Dans le contexte du Brexit, qui a conduit un grand nombre d'acteurs financiers à préparer des stratégies alternatives d'accès au marché européen, Christian Noyer s'est rendu en Chine du 8 au 12 décembre dans le cadre de la mission de promotion de la place financière de Paris, que lui a confiée le Premier ministre français.

« Le Royaume-Uni a été choisi comme tête de pont pour l'accès au marché unique des services financiers par un grand nombre d'acteurs. Mais après le Brexit, il perdra son "passeport financier" et les établissements financiers ne pourront alors plus offrir directement leurs services dans l'Europe continentale depuis Londres. Avec un système de régulation et de supervision très développé et puissant qui s'occupe déjà de grands acteurs, un avantage absolu au niveau des transports et des ressources en talents, ainsi que la diversité de son écosystème financier, Paris a la capacité de traiter beaucoup plus d'activités financières, ce qui n'est pas le cas partout », a indiqué Christian Noyer.

Les élections présidentielles françaises auront lieu au mois d'avril prochain. A l'heure actuelle, la majorité des sondages prévoient un second tour opposant François Fillon, candidat du parti Les Républicains (centre-gauche), à Marine Le Pen, dirigeante du Front national (extrême droite). Cette dernière a estimé qu'il était possible pour la France de sortir de l'Union européenne par un référendum. Selon M. Noyer, l'idée de sortir la France de l'UE n'a absolument aucun sens et c'est radicalement impossible : « Sans la France ou l'Allemagne, l'UE n'existe plus, car les deux pays sont les fondateurs. Les élections n'auront pas d'influences négatives sur la coopération sino-française dans le secteur financier. »

L'étroite coopération financière sino-française contribue à l'internationalisation du yuan

Les régulateurs chinois et français ont déjà su tisser des relations étroites. La Chine et la France sont toujours très actives dans les enceintes financières internationales, telles que le G20, le Comité de Bâle ou encore leConseil de stabilité financière (FSB), et elles partagent très souvent les mêmes positions.

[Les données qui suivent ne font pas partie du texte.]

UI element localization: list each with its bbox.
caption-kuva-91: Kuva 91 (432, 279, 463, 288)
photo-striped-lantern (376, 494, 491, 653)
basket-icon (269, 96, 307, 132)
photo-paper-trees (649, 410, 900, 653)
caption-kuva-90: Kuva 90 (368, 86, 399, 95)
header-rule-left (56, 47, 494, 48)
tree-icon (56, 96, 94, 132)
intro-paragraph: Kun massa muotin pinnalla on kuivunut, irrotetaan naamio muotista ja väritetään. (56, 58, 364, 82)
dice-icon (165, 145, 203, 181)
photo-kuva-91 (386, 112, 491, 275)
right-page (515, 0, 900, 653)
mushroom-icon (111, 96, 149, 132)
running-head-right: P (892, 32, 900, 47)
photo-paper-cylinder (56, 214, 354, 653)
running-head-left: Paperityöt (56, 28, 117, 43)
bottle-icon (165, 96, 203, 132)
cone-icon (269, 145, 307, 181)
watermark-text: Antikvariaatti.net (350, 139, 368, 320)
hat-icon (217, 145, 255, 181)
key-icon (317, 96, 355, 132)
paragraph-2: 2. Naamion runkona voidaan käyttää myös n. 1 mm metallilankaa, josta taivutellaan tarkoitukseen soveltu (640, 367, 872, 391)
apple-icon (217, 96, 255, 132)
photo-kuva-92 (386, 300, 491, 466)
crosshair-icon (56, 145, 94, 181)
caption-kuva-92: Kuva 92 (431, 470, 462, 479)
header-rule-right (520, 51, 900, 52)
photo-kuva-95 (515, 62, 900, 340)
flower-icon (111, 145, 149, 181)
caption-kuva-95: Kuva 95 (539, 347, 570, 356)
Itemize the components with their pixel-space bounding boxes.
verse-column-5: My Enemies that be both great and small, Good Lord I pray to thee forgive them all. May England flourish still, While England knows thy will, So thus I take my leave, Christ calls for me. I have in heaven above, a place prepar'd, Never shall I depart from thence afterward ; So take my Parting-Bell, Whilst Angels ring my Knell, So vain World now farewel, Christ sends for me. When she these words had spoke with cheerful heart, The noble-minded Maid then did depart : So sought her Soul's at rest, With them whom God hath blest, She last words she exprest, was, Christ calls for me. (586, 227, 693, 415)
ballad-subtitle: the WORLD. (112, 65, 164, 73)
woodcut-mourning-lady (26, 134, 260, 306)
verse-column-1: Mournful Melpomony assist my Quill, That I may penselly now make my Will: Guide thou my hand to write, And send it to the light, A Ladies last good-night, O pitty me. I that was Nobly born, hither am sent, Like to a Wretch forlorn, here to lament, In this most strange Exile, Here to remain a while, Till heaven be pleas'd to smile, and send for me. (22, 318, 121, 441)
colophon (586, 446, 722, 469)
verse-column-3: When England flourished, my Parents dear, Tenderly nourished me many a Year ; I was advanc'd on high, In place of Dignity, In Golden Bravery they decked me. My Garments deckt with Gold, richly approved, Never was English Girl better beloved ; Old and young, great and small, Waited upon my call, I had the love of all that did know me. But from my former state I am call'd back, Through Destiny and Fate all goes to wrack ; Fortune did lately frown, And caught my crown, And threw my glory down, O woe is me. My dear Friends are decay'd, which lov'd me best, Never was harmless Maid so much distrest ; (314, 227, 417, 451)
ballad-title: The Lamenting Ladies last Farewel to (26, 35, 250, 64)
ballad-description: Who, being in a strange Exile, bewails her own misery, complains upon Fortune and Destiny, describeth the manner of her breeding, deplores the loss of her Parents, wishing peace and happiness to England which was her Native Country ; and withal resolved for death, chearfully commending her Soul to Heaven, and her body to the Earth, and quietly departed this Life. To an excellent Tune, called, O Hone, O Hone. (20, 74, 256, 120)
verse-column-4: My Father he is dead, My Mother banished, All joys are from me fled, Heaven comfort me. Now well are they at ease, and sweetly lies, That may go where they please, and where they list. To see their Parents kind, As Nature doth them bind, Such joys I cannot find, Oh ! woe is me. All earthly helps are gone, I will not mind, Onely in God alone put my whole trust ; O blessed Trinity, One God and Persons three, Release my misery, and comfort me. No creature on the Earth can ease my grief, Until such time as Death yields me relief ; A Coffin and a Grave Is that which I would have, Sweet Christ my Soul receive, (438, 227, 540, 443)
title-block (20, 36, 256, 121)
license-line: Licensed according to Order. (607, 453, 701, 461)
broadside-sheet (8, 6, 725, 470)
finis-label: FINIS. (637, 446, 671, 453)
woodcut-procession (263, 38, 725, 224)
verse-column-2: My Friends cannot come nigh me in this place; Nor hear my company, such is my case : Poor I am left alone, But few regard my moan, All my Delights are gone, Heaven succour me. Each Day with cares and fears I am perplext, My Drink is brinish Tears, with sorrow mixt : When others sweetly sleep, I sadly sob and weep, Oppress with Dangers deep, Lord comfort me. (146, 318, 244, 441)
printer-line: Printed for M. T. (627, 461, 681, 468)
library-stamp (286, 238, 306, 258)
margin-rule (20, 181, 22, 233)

A la suite de la rencontre en septembre du président chinois Xi Jinping et de son homologue français, François Hollande, le 4e Dialogue économique et financier de haut niveau sino-français s'est déroulé le 14 novembre à Paris. A cette occasion, les autorités chinoises et françaises se sont accordées sur de nombreux points de consensus en matière de coopération financière, notamment la promotion de la France en tant que centre financier important du yuan dans la zone euro, ainsi que l'internationalisation du yuan.

« Paris est déjà un centre financier et commercial important, qui est naturellement capable d'accueillir les activités qui vont devoir quitter Londres. La France souhaite toujours élargir la coopération financière avec la Chine. En effet, les grandes banques chinoises sont déjà présentes à Paris, avec par exemple la Banque de Chine (Bank of China). Paris est également la principale place off-shore en yuans de la zone euro : plus de 40 % des transactions de la zone euro libellées en yuans sont réalisées en France et 50 % des échanges entre la France et la Chine sont libellés en yuans », a souligné M. Noyer en réponse à une question sur le rôle de la Chine dans le marché financier de Paris.

« J'ai proposé de développer les opérations du yuan off-shore il y a déjà plusieurs années. Je crois que j'étais le premier en Europe à l'avoir proposé aux autorités chinoises, notamment à mon collègue Zhou Xiaochuan, gouverneur de la Banque populaire de Chine (PBoC). C'est une affaire qui progresse extrêmement bien depuis nous l'avons lancée », a-t-il indiqué lors de la conférence.